Wir setzten die Fahrt fort und Harry wärmte sich langsam auf. Dort an der Ecke ist ein Starbucks, willst du Kaffee?, fragte er mich und deutete auf das mir wohlbekannte Logo. Kaffee klingt himmlisch., gab ich zu und hielt an. Während Harry in den Starbucks ging, stieg ich aus und zündete mir eine Zigarette an.

Ich hatte mit vielem gerechnet als ich ausgewandert war, aber nicht damit. Es machte mich traurig, dass es auf dieser Welt noch immer nötig war, dass Menschen sich selbst verleugneten. Wir hatten 2017, jeder sollte so leben dürfen wie er oder sie es wollte. Und warum war es in London leichter? Tuscaloosa war ebenso eine Stadt, wieso dachte man hier noch immer in Rastern? Plötzlich bekam ich Lust auf Elton Johns Musik. Er stand immerhin dazu, wer und was er war.

Plötzlich beschloss ich, dass ich gerne für die Holyfield Gazette schreiben wollte, aber zu meinen Bedingungen. Ich würde eine Kolumne schreiben. Über herausragende Persönlichkeiten. Unter anderem homosexuelle Persönlichkeiten. Ich zückte mein Telefon und begann eine Liste zu erstellen: Elton John, Freddie Mercury, Alexander der Große, Gianni Versace, Tschaikovsky, Achilles, Ian McKellen Mir fielen aber auf Anhieb nur Männer ein, also öffnete ich Google und suchte nach Frauen. Ellen DeGeneres war die erste, die aufschien und ich musste über mich selber lachen, denn ich liebte Ellen! Lindsay Lohan, Cara Delevingne und Miley Cyrus konnte ich zusammenfassen, Ellen Page kam auch auf meine Liste. Und Doogie Howser, jeder mochte Doogie! Neil Patrick Harris, Zachary Quinto, Jim Parsons und Matt Bomer fanden ebenfalls ihren Weg auf DIE Liste.
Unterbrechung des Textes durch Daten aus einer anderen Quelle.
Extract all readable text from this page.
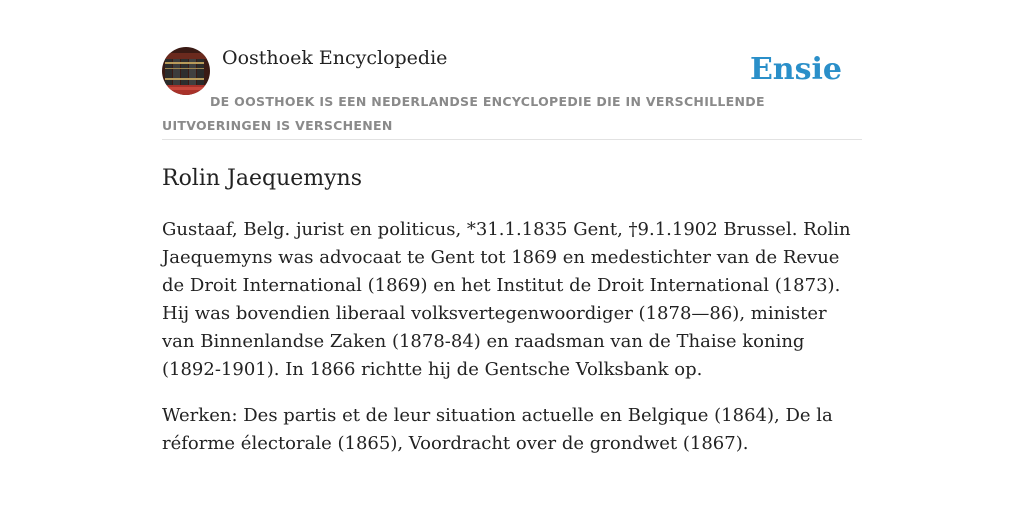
Oosthoek Encyclopedie	Ensie
DE OOSTHOEK IS EEN NEDERLANDSE ENCYCLOPEDIE DIE IN VERSCHILLENDE UITVOERINGEN IS VERSCHENEN
Rolin Jaequemyns

Gustaaf, Belg. jurist en politicus, *31.1.1835 Gent, †9.1.1902 Brussel. Rolin Jaequemyns was advocaat te Gent tot 1869 en medestichter van de Revue de Droit International (1869) en het Institut de Droit International (1873). Hij was bovendien liberaal volksvertegenwoordiger (1878—86), minister van Binnenlandse Zaken (1878-84) en raadsman van de Thaise koning (1892-1901). In 1866 richtte hij de Gentsche Volksbank op.

Werken: Des partis et de leur situation actuelle en Belgique (1864), De la réforme électorale (1865), Voordracht over de grondwet (1867).
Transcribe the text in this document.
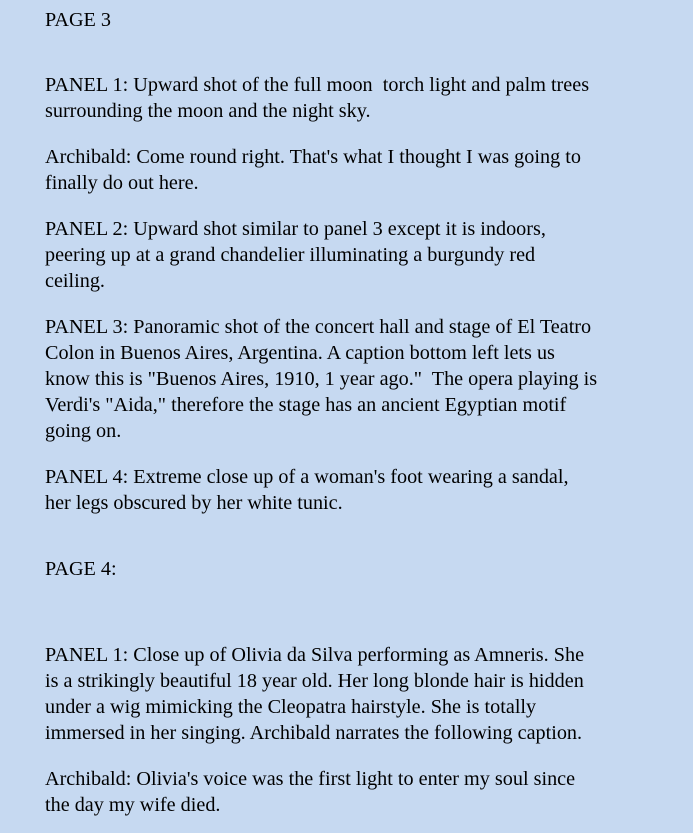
PAGE 3

PANEL 1: Upward shot of the full moon  torch light and palm trees
surrounding the moon and the night sky.

Archibald: Come round right. That's what I thought I was going to
finally do out here.

PANEL 2: Upward shot similar to panel 3 except it is indoors,
peering up at a grand chandelier illuminating a burgundy red
ceiling.

PANEL 3: Panoramic shot of the concert hall and stage of El Teatro
Colon in Buenos Aires, Argentina. A caption bottom left lets us
know this is "Buenos Aires, 1910, 1 year ago."  The opera playing is
Verdi's "Aida," therefore the stage has an ancient Egyptian motif
going on.

PANEL 4: Extreme close up of a woman's foot wearing a sandal,
her legs obscured by her white tunic.

PAGE 4:

PANEL 1: Close up of Olivia da Silva performing as Amneris. She
is a strikingly beautiful 18 year old. Her long blonde hair is hidden
under a wig mimicking the Cleopatra hairstyle. She is totally
immersed in her singing. Archibald narrates the following caption.

Archibald: Olivia's voice was the first light to enter my soul since
the day my wife died.
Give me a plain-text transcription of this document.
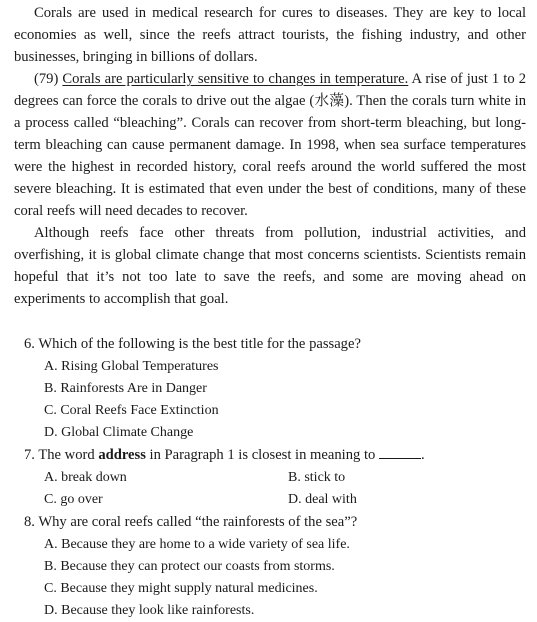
Corals are used in medical research for cures to diseases. They are key to local economies as well, since the reefs attract tourists, the fishing industry, and other businesses, bringing in billions of dollars.

(79) Corals are particularly sensitive to changes in temperature. A rise of just 1 to 2 degrees can force the corals to drive out the algae (水藻). Then the corals turn white in a process called “bleaching”. Corals can recover from short-term bleaching, but long-term bleaching can cause permanent damage. In 1998, when sea surface temperatures were the highest in recorded history, coral reefs around the world suffered the most severe bleaching. It is estimated that even under the best of conditions, many of these coral reefs will need decades to recover.

Although reefs face other threats from pollution, industrial activities, and overfishing, it is global climate change that most concerns scientists. Scientists remain hopeful that it’s not too late to save the reefs, and some are moving ahead on experiments to accomplish that goal.

6. Which of the following is the best title for the passage?

A. Rising Global Temperatures

B. Rainforests Are in Danger

C. Coral Reefs Face Extinction

D. Global Climate Change

7. The word address in Paragraph 1 is closest in meaning to	.

A. break down	B. stick to

C. go over	D. deal with

8. Why are coral reefs called “the rainforests of the sea”?

A. Because they are home to a wide variety of sea life.

B. Because they can protect our coasts from storms.

C. Because they might supply natural medicines.

D. Because they look like rainforests.
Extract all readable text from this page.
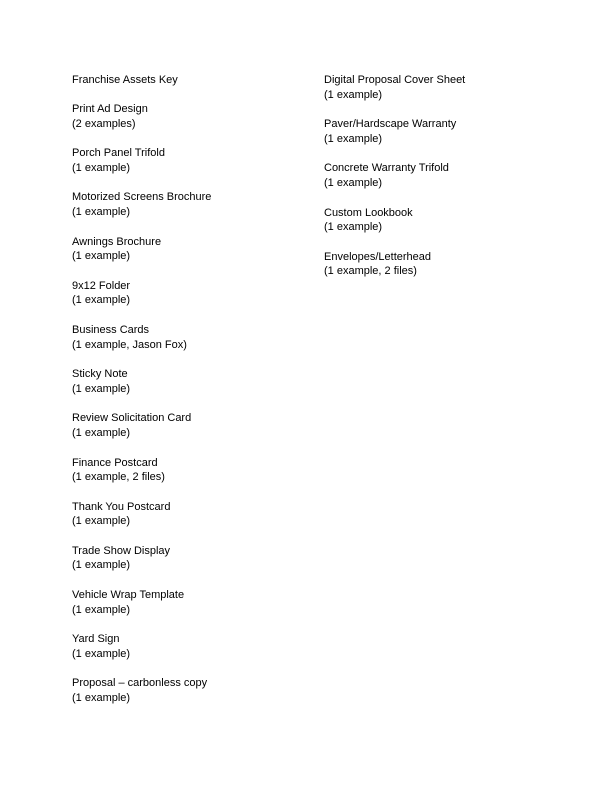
Franchise Assets Key
Print Ad Design
(2 examples)
Porch Panel Trifold
(1 example)
Motorized Screens Brochure
(1 example)
Awnings Brochure
(1 example)
9x12 Folder
(1 example)
Business Cards
(1 example, Jason Fox)
Sticky Note
(1 example)
Review Solicitation Card
(1 example)
Finance Postcard
(1 example, 2 files)
Thank You Postcard
(1 example)
Trade Show Display
(1 example)
Vehicle Wrap Template
(1 example)
Yard Sign
(1 example)
Proposal – carbonless copy
(1 example)
Digital Proposal Cover Sheet
(1 example)
Paver/Hardscape Warranty
(1 example)
Concrete Warranty Trifold
(1 example)
Custom Lookbook
(1 example)
Envelopes/Letterhead
(1 example, 2 files)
Warum grinst du so?, fragte Harry und riss mich aus meinen Gedanken. Ich will für die Gazette schreiben, aber ich bestimme die Themen. Und an welche denkst du? Ich zeigte ihm die Liste. Ist das dein Ernst? Ja, absolut! Aber ich werde die nicht alle hintereinander schreiben sondern immer wieder andere Menschen dazwischen einflechten. Die Idee gefällt mir. Kannst du mir eine vollständige Liste für sechsundzwanzig Ausgaben zusammenstellen und eine Beschreibung, wie du die Artikel aufbauen willst? Dann zeige ich es Amy und sie wird begeistert sein. Klar, kein Problem! Ich nahm meinen Kaffee entgegen und wir machten uns jetzt endgültig auf den Rückweg nach Holyfield.